This works well, when you iterate over your folds on your own.
If you are planning to use :func:`~tpcp.validate.cross_validate` you need to handle these special cases a little
different.
More about that in the next section.

Cross Validation
----------------
Instead of doing a single train-test split, a cross-validation is usually preferred.
Analog to the sklearn function we provide a :func:`~tpcp.validate.cross_validate` function.
The api of this function is as similar as possible to the sklearn function.

Have a look at the full example for cross-validate for basic usage: :ref:`cross_validation`.

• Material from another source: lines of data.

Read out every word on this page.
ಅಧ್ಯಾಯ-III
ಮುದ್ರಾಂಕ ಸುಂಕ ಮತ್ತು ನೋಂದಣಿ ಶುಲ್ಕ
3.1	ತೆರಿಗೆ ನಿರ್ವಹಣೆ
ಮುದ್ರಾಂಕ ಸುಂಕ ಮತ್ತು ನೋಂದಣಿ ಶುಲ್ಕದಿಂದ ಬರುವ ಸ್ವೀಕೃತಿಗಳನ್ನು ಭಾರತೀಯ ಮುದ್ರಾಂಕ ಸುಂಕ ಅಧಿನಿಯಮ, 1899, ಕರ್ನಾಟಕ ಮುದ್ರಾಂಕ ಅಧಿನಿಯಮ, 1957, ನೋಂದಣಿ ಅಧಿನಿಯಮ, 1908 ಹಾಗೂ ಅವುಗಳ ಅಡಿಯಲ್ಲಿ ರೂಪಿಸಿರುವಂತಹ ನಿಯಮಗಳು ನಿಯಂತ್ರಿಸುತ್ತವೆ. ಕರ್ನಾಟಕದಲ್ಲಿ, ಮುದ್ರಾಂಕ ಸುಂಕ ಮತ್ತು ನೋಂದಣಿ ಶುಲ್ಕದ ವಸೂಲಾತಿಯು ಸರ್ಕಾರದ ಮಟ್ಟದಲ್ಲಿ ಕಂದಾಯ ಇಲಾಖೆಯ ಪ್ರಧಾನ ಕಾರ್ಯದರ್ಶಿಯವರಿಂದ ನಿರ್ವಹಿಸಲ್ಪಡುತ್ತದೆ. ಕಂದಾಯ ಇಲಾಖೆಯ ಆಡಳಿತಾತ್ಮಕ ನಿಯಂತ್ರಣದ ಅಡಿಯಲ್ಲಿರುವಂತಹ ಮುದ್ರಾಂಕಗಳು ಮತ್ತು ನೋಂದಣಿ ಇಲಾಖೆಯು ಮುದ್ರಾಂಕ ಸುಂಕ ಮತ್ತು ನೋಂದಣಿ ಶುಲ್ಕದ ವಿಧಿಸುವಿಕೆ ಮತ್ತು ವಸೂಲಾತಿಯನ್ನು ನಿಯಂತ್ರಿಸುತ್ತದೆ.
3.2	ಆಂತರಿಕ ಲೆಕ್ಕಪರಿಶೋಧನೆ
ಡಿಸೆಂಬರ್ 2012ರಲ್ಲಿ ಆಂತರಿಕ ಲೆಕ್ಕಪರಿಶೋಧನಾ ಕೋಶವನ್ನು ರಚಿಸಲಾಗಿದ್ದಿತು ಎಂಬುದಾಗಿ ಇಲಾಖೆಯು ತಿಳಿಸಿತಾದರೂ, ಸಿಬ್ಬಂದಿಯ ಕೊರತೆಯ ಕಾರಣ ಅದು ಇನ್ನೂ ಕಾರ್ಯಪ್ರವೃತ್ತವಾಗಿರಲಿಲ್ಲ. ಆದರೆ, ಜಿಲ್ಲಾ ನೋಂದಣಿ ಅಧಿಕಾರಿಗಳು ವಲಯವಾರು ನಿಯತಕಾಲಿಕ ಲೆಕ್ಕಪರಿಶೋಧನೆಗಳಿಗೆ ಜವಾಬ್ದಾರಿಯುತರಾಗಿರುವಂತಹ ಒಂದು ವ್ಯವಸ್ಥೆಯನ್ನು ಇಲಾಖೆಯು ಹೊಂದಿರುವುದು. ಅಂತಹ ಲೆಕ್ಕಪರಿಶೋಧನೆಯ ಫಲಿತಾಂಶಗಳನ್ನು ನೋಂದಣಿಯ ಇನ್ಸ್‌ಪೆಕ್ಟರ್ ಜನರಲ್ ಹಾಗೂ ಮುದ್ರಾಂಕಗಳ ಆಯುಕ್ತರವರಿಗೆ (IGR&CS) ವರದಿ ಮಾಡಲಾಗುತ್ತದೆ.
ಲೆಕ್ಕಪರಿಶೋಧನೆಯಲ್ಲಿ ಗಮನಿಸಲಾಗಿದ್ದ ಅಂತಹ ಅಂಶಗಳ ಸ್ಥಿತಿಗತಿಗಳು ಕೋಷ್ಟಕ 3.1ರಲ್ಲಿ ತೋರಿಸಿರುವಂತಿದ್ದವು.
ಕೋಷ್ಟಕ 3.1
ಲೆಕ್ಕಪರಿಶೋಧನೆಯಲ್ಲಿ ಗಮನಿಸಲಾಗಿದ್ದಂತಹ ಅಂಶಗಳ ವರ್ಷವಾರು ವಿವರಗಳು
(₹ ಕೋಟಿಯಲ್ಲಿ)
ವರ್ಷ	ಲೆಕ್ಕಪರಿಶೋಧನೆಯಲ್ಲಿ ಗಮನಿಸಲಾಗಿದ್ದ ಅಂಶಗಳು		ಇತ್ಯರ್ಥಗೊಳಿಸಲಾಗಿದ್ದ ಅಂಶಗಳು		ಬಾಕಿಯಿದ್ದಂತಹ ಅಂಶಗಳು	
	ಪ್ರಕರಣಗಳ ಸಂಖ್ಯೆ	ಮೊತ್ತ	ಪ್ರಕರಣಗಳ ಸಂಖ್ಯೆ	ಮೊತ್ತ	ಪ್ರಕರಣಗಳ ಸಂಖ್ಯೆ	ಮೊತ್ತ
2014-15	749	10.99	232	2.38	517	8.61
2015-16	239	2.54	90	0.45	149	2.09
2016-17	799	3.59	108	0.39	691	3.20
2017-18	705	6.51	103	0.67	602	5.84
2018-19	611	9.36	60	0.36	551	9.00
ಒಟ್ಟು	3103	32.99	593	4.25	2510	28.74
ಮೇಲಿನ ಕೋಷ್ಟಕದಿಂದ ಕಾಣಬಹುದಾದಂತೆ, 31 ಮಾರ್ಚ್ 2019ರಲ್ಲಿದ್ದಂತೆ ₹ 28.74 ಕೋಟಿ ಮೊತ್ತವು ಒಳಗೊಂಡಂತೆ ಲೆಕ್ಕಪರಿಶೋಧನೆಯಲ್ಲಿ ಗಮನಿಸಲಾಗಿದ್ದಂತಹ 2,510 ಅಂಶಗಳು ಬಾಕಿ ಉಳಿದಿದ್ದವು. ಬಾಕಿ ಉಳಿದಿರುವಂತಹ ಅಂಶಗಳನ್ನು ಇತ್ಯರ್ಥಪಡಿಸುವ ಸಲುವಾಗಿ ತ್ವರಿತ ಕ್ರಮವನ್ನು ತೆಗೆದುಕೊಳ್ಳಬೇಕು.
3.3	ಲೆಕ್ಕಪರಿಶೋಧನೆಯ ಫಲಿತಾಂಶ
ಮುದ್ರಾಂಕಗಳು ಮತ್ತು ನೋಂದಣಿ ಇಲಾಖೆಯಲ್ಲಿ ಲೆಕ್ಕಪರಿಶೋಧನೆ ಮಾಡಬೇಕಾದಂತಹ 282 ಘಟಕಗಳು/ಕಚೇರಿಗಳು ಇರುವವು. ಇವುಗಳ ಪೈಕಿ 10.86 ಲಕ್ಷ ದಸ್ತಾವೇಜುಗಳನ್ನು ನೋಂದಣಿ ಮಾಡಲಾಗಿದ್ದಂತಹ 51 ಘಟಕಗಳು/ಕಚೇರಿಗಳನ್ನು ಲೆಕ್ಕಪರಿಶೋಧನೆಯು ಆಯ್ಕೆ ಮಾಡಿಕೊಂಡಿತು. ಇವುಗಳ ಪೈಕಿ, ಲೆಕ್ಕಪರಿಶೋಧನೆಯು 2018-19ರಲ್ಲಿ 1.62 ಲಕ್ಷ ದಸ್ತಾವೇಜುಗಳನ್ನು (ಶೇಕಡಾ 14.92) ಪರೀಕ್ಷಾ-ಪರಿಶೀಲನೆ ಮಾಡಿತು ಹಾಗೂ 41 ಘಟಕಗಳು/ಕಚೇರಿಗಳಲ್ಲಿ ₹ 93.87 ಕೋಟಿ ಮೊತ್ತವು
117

A couple of things you should keep in mind:

- The first parameter must be an **Optimizer**, not just an optimizable Pipeline.
  If you have an optimizable pipeline you want to cross-validate withour external parameter search, you need to wrap it
  into an :class:`~tpcp.optimize.Optimize` object.
- If you want to use a pipeline without Optimization in the cross-validate function, you can wrap it in an
  :class:`~tpcp.optimize.DummyOptimize` object.
  This object has the correct optimization interface, but does not perform any optimization.
  In such a case you would usually not need to use a cross-validation, but it might be helpful to run a non-optimizable
  algorithm on the exact same folds than an optimizable algorithm you want to compare it to.
  This way you get comparable means and standard deviations over the cross-validation folds
- If you want to use stratified or grouped splits, you need to create the arrays for the labels or groups as above and
  then pass it as the `groups` or `mock_labels` parameter.
  Note that the `mock_labels` will really only be used for the CV splitter and not for the actual evaluation of the
  algorithm.

Custom Scoring
--------------
In tpcp we assume that your problem is likely complex enough to require a custom scoring function.
Therefore, we don't provide anything pre-defined.
However, we want to make it as easy as possible to pass-through all the information you need to evaluate your algorithm.

A scoring function can return any number of metrics (as dict of values).
Even further we allow to return any non-numeric values (e.g. meta-data or "raw-results") from scoring functions
(a regular frustration I had with sklearn).
These non-numeric values can either be passed through all cross-validation or optimization methods by wrapping them
with :class:`~tpcp.validate.NoAgg` or passed through any form of custom aggregator (learn more about that
:ref:`here<custom_scorer>`).